I decided to study everything I could find about mirages and their relation to the human imagination. I soon realised that this single natural phenomenon, which had allowed early humans to see into another world, was to prove a rich source of inspiration for mythology and religion. At that time it could not be understood as an earthly optical phenomenon. Mirages did not find a scientific explanation until the 18th century. The influence of this very astonishing natural phenomenon of mirages on mythology and religion has been largely overlooked by anthropological research. Our ancestors were less concerned with pure fantasy than with natural science in their efforts to understand the environment and a possible other world.

The inverted world in the sky as a model for the otherworld has become deeply embedded in the subconscious of human beings. Three books (Books Das Rätsel der Götter: Fata Morgana, Die gläsernen Türme von Atlantis: Erinnerungen an Megalith-Europa, Als die Berge noch Flügel hatten: Die Fata Morgana in alten Kulturen, Mythen und Religionen) and two publications (Refs. 316, 447) followed. Characteristic of these encounters with mirages is the wide expanse of the view and the size of the objects sighted.

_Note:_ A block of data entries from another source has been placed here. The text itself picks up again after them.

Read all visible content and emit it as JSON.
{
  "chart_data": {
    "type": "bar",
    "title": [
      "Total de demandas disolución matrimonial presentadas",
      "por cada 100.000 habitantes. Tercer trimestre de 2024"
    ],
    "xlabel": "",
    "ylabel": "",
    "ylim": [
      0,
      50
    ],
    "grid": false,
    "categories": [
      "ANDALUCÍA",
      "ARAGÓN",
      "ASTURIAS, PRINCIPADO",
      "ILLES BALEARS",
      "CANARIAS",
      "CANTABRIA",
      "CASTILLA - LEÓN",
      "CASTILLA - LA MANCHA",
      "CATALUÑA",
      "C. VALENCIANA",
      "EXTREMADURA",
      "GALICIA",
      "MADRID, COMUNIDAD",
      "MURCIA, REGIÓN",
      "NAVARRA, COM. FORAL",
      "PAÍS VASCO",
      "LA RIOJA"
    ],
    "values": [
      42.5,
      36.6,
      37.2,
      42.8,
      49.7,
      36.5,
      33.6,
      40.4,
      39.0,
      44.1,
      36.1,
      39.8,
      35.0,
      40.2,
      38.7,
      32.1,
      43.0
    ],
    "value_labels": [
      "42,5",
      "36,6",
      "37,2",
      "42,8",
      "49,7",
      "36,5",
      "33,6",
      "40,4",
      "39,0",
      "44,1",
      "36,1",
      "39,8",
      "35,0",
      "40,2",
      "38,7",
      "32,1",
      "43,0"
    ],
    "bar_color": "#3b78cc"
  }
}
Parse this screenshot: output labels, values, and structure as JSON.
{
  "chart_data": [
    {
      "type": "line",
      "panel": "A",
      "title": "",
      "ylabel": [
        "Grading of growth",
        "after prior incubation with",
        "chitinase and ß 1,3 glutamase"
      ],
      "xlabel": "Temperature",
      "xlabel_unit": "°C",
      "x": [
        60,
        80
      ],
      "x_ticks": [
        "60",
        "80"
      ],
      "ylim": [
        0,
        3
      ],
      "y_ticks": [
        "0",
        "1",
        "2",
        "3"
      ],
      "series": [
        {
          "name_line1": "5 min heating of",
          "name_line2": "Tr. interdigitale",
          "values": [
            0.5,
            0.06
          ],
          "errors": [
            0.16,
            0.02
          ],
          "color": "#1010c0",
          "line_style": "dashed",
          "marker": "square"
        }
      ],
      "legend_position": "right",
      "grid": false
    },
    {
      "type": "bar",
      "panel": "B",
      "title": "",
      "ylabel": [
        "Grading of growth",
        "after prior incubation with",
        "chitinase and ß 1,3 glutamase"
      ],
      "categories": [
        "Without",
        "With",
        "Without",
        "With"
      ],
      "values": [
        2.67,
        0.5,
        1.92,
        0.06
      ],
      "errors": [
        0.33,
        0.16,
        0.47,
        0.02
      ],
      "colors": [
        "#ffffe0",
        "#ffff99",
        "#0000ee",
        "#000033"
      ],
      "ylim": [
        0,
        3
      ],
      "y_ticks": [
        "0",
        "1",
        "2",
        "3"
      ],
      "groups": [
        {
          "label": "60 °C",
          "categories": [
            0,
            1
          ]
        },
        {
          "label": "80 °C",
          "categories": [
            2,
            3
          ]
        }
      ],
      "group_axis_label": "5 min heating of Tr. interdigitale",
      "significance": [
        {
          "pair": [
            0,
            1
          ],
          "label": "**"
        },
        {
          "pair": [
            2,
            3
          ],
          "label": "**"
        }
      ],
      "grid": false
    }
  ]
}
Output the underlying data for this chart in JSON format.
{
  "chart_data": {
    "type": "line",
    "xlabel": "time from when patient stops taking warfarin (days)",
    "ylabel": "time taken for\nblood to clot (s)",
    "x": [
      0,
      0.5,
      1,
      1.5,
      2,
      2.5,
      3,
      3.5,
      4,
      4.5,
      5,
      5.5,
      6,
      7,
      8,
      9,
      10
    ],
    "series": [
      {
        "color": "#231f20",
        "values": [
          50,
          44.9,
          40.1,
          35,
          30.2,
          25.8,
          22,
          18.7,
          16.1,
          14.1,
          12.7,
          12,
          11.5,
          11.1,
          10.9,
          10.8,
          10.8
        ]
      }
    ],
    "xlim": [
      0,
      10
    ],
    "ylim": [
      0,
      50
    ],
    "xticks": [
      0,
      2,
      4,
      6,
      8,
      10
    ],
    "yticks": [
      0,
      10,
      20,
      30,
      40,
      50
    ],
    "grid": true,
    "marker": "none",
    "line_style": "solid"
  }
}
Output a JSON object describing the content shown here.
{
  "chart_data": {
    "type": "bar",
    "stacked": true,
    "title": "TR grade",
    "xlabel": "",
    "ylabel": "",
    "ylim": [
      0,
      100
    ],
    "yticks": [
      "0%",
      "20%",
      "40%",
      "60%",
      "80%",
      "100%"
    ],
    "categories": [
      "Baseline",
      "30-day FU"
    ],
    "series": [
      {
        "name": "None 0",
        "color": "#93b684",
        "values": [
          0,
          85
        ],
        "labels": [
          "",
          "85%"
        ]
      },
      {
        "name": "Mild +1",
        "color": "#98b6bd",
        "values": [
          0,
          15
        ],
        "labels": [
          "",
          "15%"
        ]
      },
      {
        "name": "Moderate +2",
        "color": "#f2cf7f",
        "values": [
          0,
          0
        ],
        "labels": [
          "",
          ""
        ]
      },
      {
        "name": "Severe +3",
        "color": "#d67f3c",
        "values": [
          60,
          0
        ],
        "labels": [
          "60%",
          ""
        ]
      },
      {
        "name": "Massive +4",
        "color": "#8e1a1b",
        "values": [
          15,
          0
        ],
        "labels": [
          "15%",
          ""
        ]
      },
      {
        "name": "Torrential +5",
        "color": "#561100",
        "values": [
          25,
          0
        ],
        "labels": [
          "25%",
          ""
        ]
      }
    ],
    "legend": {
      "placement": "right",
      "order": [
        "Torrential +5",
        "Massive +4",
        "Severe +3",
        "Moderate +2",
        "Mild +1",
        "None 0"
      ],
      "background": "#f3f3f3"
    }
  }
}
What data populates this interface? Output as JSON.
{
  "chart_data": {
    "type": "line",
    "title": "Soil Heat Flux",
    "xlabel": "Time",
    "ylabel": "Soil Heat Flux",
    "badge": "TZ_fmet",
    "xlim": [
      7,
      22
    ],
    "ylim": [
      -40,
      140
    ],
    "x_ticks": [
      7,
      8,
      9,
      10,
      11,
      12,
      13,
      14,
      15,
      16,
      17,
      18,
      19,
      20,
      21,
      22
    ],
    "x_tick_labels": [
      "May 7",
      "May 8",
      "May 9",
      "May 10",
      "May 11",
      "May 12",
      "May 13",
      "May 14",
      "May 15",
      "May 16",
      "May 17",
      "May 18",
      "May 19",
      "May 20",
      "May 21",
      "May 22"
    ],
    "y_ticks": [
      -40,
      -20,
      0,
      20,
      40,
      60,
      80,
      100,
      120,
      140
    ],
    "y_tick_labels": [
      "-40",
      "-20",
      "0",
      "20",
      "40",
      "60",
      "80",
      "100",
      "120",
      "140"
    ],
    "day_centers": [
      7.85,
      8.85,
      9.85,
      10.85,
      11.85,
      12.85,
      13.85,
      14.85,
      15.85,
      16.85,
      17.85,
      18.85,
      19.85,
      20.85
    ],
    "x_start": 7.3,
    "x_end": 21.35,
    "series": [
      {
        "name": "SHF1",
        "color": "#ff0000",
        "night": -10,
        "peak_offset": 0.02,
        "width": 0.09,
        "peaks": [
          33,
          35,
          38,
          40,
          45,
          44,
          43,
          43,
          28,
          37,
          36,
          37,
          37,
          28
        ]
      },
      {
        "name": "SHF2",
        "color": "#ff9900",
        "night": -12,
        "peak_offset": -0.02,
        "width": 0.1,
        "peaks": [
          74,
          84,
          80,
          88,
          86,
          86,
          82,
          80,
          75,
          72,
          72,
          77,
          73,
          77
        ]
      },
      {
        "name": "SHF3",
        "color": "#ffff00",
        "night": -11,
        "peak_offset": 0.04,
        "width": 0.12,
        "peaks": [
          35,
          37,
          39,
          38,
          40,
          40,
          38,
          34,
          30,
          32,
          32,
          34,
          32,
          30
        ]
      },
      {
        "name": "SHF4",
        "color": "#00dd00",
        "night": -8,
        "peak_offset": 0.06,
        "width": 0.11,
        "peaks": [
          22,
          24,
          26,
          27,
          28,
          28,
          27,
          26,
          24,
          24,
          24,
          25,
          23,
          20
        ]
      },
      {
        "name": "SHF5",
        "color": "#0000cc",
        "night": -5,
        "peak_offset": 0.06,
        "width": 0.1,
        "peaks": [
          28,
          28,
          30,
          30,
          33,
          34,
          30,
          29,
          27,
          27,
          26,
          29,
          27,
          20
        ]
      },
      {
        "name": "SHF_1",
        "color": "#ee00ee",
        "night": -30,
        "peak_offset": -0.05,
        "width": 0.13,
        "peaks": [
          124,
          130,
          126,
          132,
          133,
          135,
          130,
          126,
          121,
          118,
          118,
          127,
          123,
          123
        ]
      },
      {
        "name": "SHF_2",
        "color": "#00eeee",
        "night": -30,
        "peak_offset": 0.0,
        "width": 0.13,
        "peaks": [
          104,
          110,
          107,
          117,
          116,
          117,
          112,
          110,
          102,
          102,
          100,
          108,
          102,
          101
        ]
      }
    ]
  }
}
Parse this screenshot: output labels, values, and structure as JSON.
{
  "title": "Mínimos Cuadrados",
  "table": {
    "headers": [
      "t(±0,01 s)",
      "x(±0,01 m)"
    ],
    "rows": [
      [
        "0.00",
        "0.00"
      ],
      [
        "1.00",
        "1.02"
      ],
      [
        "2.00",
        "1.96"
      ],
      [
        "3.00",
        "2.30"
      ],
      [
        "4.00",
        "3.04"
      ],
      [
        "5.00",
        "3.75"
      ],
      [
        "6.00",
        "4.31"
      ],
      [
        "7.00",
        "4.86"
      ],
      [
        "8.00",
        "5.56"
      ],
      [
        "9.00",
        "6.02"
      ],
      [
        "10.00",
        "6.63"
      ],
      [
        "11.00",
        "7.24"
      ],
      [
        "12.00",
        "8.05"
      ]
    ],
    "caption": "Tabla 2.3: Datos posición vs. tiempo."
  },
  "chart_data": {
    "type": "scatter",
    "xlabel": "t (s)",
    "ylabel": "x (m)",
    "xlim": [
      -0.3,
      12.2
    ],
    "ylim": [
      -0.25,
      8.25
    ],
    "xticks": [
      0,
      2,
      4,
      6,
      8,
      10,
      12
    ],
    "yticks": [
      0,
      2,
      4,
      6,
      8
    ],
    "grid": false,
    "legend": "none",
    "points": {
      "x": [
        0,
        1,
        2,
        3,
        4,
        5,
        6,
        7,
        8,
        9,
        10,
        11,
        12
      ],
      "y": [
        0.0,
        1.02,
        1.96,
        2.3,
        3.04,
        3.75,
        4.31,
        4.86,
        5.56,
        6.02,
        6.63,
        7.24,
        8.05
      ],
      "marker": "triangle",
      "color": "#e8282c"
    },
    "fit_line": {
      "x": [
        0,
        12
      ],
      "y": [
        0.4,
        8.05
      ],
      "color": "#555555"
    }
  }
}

Large-scale monuments such as the Nazca lines, the pyramids and the megalithic arenas were used as observatories for mirages. They were used for communication with the otherworld and as instruments for weather forecasting (Book Ref. 4). The mythological and religious ideas of an inverted otherworld, of dragon-like mythical beings floating in the air, and of triple gods and triple worlds that have been handed down throughout the world are described in this book as ancient, naturalistic interpretations and idols of actually experienced superior mirages. The upper image shows mountains of Canada projected into the sky above a cool plain (provided by A. Takeno, Tokyo).